Overall, the aims of the OWS Movement were to promote awareness of the true democratic rights that campaigners believed many average Americans lacked and to corporation’s greed and their influence over government. After the Financial Crisis, Campaigners argued the United States economy relied too heavily on the success of these immense, often multi-national businesses and recognised that these companies often used this as leverage to negotiate and interfere with politics. Therefore, creating a situation in which these companies really had much more power over government than the average voters and underpinning the supposed democratic values.

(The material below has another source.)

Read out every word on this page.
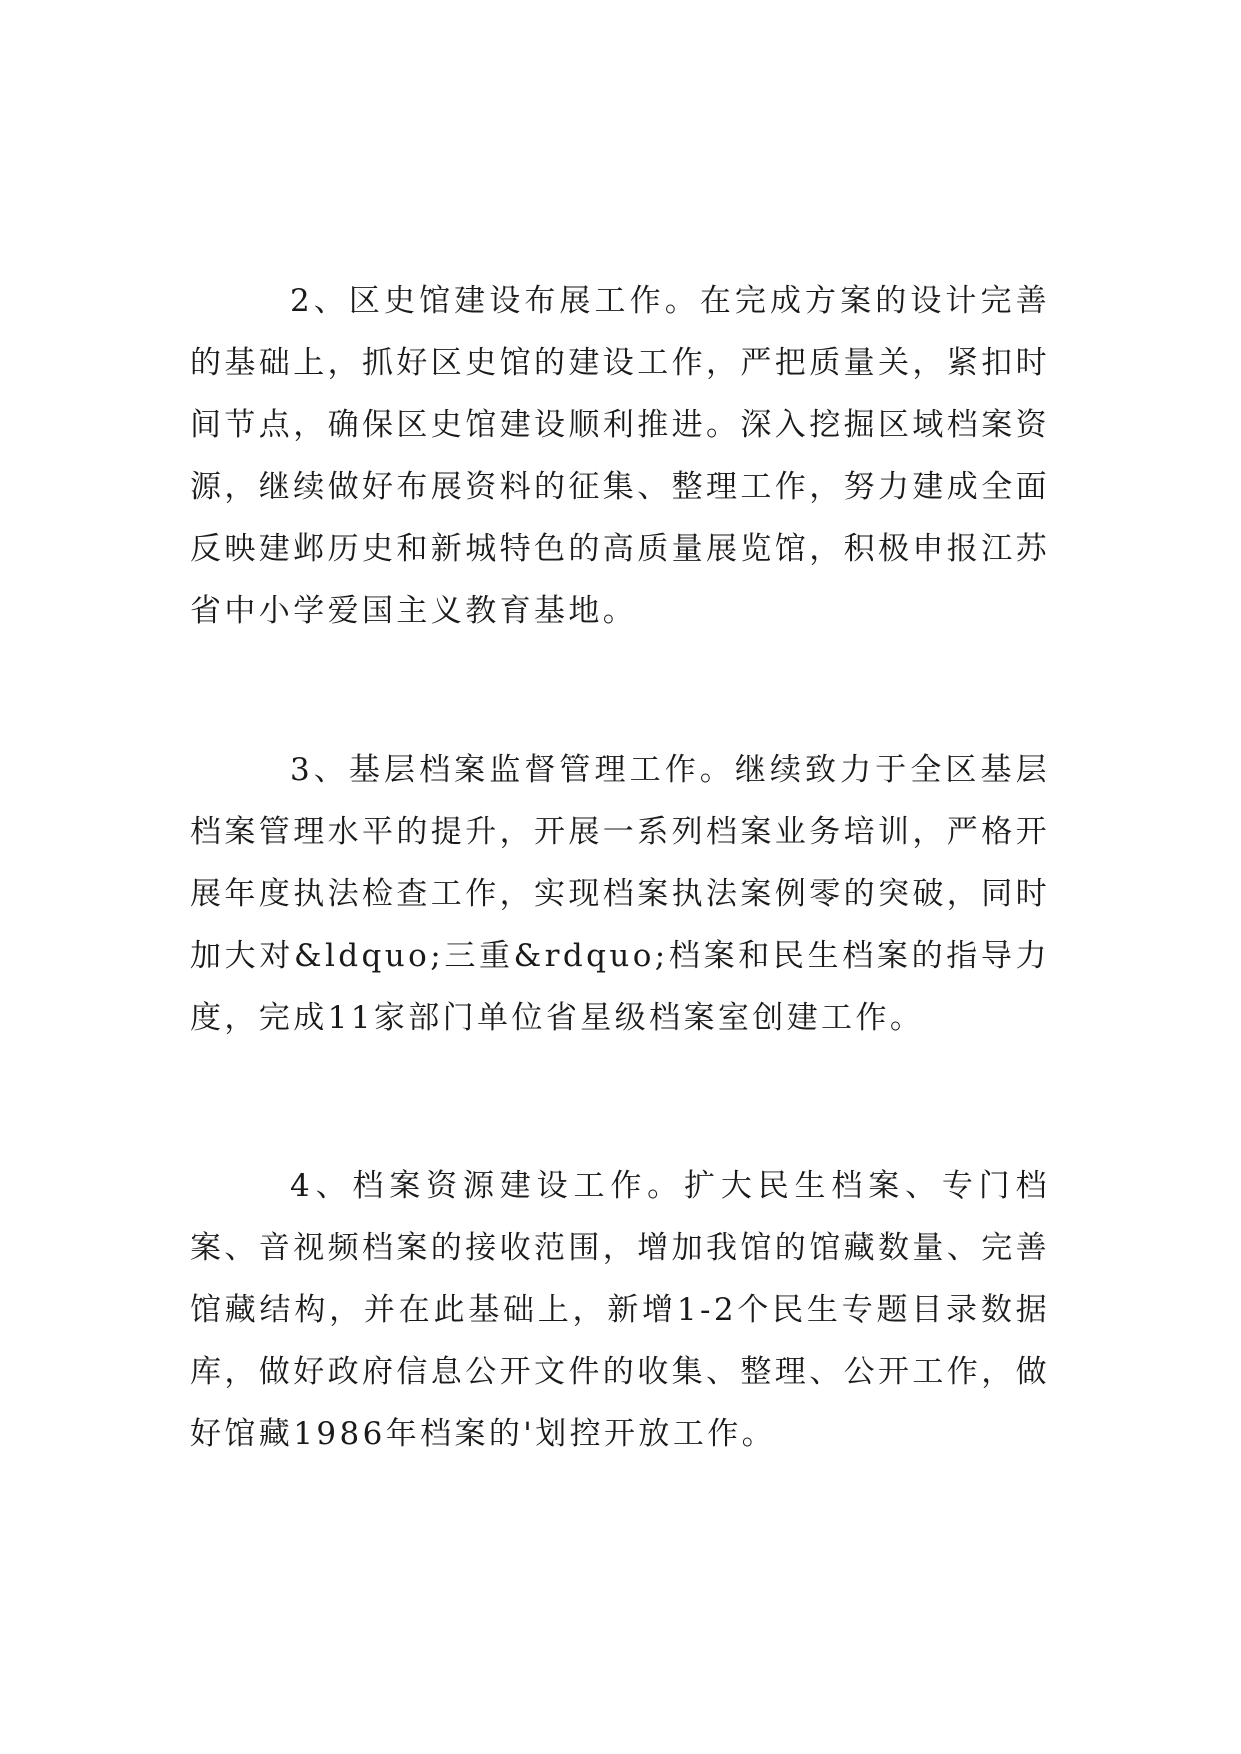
2、区史馆建设布展工作。在完成方案的设计完善的基础上，抓好区史馆的建设工作，严把质量关，紧扣时间节点，确保区史馆建设顺利推进。深入挖掘区域档案资源，继续做好布展资料的征集、整理工作，努力建成全面反映建邺历史和新城特色的高质量展览馆，积极申报江苏省中小学爱国主义教育基地。

3、基层档案监督管理工作。继续致力于全区基层档案管理水平的提升，开展一系列档案业务培训，严格开展年度执法检查工作，实现档案执法案例零的突破，同时加大对&ldquo;三重&rdquo;档案和民生档案的指导力度，完成11家部门单位省星级档案室创建工作。

4、档案资源建设工作。扩大民生档案、专门档案、音视频档案的接收范围，增加我馆的馆藏数量、完善馆藏结构，并在此基础上，新增1-2个民生专题目录数据库，做好政府信息公开文件的收集、整理、公开工作，做好馆藏1986年档案的'划控开放工作。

On the 17th of September 2011 over ten thousand passionate demonstrators marched down Wall Street, setting up an encampment in Zuccotti Park with up to two hundred activists sleeping under blankets on the grass, eating at nearby restaurants, taking advantage of the numerous free food tents on-site and using the bathrooms of neighbouring businesses. On the 15th of November. Mayor Bloomberg put out a notice asking the protesters to leave the park due to the now unhygienic conditions. Shortly after, armed riot officers arrived at the scene arresting more than three hundred reluctant campaigners with pepper spray purportedly being used. Overall the two-month long occupation was estimated to cost the NYCPD up to $17 million and by November, many New Yorkers were beginning to find that the movement lacked direction and was ultimately redundant.

Personally, I think the Occupy Wall Street protests were most definitely justified and bound to happen. The 2008 Financial Crisis occurred as a direct result of the big banks maximising profits and operating in complete disregard of their customers. However, the lack of true leadership and defined goals within the campaign resulted in the movement accomplishing little to nothing and dying out by the end of 2012. Leaving politics and corporate influence largely untouched. However, the protests will forever be memorialised through the streets of New York as a true act of working-class America exercising their democratic rights and standing up against capitalism and corporate greed. Occupy Wall Street demonstrators holding up signs and other media during the 17th of September march.